俺も左耳の耳飾りが見やすい様に髪をかきあげシャナウに見せる。俺的には自分の装飾品には興味がないのだが、シャナウの喜ぶ姿は見ていて心が温かくなる。「やったー!お揃い、お揃い!」と奇声を発しながらガレを両手で持ち上げて回りながら喜んでいた。しばらく回ってからガレを無造作に床へ落とし「ふん、ふん♪」と工房奥の工作台へスキップして行った。耳飾り用の水晶を作るのだろう。ガレにテーブルに座る様促しホットレモネードを勧めた。モフを警戒した動きで席に座ると息で湯気を掻き分けながら啜っていた。


「それで? 昨日の話だけど・・・。洞窟の詳細は分かったか?」


落ち着いた頃合いを見計らってガレに昨日の洞窟の扉について聞くことにした。

雨の時期に俺達が工房へ来るのは珍しいと言ったドワーフの言葉に理由を説明すると、山の中腹にある洞窟の奥に扉があり、そこから巨人の家へ行けるかもしれないとゆう話である。

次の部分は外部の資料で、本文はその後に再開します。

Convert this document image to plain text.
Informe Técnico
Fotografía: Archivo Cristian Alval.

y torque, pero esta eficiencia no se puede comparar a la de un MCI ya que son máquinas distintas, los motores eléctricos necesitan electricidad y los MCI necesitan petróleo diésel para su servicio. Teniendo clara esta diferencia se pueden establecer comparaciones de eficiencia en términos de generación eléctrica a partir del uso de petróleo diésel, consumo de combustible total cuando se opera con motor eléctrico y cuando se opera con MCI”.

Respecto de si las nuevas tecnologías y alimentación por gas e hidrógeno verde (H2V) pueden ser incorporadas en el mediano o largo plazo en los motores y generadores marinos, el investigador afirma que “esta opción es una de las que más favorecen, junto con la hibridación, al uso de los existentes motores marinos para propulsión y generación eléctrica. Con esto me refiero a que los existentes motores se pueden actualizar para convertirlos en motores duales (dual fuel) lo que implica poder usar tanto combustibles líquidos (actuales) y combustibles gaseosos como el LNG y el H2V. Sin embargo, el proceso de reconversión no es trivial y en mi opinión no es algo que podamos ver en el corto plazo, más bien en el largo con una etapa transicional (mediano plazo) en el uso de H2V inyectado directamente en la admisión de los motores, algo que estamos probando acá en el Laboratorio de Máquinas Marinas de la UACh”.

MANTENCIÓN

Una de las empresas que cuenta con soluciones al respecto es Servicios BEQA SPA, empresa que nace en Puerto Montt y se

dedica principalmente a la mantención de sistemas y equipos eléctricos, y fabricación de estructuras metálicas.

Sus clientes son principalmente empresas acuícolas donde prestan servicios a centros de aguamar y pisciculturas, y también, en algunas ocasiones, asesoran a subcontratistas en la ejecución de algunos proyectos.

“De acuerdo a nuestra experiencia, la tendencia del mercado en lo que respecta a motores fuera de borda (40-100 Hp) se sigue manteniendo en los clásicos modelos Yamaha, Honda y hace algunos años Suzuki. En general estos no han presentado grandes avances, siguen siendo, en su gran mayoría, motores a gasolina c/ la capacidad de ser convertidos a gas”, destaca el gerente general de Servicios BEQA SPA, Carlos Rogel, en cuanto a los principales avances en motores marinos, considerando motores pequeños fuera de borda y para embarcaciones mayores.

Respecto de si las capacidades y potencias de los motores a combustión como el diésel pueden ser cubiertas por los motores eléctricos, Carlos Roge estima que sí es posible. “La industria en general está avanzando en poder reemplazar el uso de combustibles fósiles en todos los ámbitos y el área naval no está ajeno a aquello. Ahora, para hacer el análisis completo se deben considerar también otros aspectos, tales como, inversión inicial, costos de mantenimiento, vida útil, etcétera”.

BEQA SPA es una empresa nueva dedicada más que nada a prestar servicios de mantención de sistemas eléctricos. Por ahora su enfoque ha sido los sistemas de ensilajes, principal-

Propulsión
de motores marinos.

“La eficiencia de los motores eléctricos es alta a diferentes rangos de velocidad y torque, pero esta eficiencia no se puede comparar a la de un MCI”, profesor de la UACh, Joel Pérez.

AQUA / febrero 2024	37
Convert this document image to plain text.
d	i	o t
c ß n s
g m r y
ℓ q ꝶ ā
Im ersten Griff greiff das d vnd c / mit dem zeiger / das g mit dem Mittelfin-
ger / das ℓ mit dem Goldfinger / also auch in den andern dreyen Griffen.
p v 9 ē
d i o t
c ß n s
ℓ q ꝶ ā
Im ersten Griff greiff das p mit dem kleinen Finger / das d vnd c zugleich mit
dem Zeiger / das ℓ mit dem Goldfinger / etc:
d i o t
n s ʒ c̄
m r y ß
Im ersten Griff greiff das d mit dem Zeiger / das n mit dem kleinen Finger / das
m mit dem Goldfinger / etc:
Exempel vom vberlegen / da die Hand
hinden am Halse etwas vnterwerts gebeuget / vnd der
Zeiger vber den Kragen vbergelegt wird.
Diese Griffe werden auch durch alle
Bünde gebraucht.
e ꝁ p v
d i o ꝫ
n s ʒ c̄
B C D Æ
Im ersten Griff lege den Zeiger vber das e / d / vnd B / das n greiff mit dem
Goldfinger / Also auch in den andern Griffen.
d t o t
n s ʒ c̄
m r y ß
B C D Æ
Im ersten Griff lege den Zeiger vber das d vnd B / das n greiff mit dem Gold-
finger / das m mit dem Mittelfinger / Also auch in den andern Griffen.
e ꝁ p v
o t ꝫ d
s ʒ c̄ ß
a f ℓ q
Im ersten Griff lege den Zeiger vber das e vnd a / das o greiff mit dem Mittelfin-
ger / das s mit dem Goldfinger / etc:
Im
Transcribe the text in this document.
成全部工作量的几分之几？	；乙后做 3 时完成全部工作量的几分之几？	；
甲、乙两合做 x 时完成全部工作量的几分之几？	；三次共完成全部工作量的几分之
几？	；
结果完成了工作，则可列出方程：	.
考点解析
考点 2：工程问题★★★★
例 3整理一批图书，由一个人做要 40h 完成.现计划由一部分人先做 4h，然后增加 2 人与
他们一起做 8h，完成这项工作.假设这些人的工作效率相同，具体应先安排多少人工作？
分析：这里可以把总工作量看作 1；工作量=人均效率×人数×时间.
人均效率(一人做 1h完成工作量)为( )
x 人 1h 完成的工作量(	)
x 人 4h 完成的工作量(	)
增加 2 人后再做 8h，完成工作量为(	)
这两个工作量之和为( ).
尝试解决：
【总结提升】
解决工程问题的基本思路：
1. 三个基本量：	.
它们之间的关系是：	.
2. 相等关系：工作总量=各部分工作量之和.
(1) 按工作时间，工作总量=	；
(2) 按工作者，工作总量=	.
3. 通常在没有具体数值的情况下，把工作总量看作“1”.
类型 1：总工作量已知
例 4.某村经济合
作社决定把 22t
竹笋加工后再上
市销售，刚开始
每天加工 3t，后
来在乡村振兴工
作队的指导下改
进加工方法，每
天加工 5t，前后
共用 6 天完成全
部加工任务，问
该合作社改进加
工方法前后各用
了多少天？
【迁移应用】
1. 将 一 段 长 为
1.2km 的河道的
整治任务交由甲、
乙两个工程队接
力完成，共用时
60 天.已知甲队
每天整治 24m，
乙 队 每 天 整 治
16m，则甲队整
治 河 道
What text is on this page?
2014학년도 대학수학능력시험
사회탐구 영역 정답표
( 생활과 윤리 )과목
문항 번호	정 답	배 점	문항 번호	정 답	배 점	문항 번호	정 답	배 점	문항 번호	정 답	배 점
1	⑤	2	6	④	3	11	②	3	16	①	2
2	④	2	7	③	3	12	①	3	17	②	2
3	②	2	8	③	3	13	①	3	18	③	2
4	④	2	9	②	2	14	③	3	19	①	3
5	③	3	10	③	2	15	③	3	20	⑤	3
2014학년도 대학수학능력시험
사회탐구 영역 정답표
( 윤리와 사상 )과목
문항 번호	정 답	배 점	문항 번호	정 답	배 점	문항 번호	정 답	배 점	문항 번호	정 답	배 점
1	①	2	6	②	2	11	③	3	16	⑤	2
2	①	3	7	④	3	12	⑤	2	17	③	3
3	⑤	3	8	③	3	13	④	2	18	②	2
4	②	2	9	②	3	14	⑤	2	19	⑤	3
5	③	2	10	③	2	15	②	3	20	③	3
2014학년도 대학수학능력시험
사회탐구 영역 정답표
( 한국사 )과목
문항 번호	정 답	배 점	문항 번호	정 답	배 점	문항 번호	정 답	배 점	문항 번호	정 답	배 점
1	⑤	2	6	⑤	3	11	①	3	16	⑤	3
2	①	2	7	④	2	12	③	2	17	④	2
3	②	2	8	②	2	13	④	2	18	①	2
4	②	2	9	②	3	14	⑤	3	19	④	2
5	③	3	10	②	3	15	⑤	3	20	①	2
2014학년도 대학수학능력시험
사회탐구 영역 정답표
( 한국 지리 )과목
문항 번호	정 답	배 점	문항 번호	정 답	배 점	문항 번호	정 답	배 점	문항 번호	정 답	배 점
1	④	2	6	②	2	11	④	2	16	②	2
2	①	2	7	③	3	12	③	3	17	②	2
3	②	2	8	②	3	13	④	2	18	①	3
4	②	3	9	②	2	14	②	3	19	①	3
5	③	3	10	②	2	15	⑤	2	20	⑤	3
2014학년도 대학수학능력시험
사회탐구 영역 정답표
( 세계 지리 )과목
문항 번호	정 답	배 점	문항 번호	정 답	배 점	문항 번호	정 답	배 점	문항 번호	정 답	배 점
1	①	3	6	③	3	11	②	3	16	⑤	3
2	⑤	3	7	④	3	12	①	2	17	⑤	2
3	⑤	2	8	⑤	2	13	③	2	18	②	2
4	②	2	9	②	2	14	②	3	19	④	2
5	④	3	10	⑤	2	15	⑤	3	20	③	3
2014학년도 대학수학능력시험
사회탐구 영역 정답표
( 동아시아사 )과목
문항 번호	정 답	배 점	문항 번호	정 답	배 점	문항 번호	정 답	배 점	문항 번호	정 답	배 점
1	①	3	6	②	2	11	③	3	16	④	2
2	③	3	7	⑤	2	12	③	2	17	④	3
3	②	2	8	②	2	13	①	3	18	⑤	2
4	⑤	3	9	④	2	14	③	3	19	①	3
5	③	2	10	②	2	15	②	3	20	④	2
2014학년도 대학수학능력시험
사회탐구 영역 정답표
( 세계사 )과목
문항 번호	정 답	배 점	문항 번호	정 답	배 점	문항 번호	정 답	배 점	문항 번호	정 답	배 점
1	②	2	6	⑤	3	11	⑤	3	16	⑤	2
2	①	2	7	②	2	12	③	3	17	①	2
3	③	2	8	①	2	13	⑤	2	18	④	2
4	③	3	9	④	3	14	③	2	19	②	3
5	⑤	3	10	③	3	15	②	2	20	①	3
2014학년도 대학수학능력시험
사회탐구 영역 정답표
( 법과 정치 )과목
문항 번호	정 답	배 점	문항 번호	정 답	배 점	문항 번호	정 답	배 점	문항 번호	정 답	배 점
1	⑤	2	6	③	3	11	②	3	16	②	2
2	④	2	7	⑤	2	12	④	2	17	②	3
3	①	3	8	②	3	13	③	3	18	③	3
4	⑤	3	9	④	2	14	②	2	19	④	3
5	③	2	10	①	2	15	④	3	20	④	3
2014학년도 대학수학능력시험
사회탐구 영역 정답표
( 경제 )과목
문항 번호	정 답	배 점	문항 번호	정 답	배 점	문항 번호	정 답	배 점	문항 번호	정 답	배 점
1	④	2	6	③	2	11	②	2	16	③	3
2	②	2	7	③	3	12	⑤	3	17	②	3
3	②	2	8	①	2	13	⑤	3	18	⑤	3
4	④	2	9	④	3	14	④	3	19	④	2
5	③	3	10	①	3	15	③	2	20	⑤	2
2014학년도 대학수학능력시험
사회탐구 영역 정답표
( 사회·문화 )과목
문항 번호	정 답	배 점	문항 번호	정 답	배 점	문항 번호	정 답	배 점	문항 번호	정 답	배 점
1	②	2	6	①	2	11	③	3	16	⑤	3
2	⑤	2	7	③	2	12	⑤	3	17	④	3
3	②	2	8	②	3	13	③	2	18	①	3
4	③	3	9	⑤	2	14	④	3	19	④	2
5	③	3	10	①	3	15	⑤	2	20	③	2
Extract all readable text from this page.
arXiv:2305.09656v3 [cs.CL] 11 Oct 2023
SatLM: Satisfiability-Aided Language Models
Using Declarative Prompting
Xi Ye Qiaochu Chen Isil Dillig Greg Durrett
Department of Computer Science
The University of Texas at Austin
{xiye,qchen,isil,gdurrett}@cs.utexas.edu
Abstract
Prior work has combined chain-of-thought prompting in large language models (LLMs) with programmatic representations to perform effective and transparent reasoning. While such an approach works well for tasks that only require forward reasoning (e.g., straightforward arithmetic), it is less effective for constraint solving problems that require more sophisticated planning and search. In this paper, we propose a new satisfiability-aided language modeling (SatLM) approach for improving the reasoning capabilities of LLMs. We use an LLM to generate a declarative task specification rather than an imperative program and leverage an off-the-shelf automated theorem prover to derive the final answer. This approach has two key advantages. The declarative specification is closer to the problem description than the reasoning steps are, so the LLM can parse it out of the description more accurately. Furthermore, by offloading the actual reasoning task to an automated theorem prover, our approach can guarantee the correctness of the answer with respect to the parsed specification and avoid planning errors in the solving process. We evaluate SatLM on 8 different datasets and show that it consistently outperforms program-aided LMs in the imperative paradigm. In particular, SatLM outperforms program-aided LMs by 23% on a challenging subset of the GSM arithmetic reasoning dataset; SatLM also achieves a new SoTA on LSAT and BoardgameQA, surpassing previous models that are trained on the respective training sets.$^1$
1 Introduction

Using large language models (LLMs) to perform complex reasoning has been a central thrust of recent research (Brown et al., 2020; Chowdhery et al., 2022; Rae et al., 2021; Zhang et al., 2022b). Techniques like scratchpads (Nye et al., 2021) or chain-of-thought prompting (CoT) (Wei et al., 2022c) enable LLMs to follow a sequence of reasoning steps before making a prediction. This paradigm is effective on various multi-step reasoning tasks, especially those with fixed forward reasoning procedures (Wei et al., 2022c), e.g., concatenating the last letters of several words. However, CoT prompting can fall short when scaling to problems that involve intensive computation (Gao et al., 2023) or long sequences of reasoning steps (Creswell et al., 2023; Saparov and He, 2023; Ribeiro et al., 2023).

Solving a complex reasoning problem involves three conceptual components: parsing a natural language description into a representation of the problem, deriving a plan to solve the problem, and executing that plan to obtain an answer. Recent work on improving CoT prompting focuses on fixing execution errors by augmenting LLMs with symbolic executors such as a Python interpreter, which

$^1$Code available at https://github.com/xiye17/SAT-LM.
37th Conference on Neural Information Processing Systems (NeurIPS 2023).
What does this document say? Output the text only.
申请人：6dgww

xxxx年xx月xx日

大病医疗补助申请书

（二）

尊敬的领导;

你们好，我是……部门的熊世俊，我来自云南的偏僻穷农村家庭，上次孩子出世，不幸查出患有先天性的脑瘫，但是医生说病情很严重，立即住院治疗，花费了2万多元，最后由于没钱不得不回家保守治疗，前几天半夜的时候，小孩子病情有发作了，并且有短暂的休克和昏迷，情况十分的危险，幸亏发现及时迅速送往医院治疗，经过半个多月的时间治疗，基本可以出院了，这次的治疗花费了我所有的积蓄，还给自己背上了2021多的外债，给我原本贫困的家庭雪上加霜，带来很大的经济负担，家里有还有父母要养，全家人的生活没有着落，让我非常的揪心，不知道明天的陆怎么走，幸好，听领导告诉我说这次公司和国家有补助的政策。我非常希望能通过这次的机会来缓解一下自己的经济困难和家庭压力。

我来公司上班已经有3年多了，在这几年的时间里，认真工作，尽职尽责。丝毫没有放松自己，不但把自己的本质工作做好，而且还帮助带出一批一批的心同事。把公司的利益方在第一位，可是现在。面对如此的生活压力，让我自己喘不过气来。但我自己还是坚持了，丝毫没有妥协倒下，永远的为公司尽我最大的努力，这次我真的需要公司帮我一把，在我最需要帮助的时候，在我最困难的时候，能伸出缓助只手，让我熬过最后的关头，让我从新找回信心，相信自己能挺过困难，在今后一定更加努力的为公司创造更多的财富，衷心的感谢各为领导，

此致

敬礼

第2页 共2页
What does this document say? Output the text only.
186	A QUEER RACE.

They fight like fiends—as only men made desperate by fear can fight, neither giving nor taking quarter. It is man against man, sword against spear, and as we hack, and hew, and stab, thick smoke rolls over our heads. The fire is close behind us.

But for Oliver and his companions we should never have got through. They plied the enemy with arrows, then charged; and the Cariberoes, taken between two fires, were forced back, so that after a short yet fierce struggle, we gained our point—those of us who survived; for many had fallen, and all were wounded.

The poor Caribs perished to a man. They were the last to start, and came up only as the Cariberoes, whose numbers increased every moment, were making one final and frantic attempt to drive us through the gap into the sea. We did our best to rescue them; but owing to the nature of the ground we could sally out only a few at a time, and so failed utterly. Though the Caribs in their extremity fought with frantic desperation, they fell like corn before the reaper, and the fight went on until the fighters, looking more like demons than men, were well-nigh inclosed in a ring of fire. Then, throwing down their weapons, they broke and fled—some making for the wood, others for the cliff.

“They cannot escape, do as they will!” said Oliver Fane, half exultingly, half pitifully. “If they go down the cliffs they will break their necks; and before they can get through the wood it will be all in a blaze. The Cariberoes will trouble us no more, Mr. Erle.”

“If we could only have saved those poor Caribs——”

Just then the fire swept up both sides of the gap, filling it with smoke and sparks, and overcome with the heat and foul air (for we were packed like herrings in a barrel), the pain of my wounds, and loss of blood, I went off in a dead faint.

「はい、仲間に聞いたら間違いなさそうだど。 扉の前に毛皮を置いておくといつの間にか無くなっているど。 その周りに大きな足跡が残っているど」


両手をいっぱいまで広げて足跡の大きさを表す。


「その大きさだと雲落ちの巨人の物だと思う」


工作台から俺らを見ながらシャナウが言った。


「それだと雷を気にしないで巨人の家まで到着できそうだな・・・」


ガレは床から浮いている両足を子供の様にぶらぶらせせながら


「足跡は有っても実際見た奴はいないど? 扉が開くかどうかも分からないど?」


「そうだね・・・。でも、いつ晴れるか分かんないし、部屋の中でじっとしてても暇だから散歩がてらに行って見てもいいかな? 入り口から半日もかかんないんだっけか?」


小さく頷くガレを見て明日の予定を組むので有った。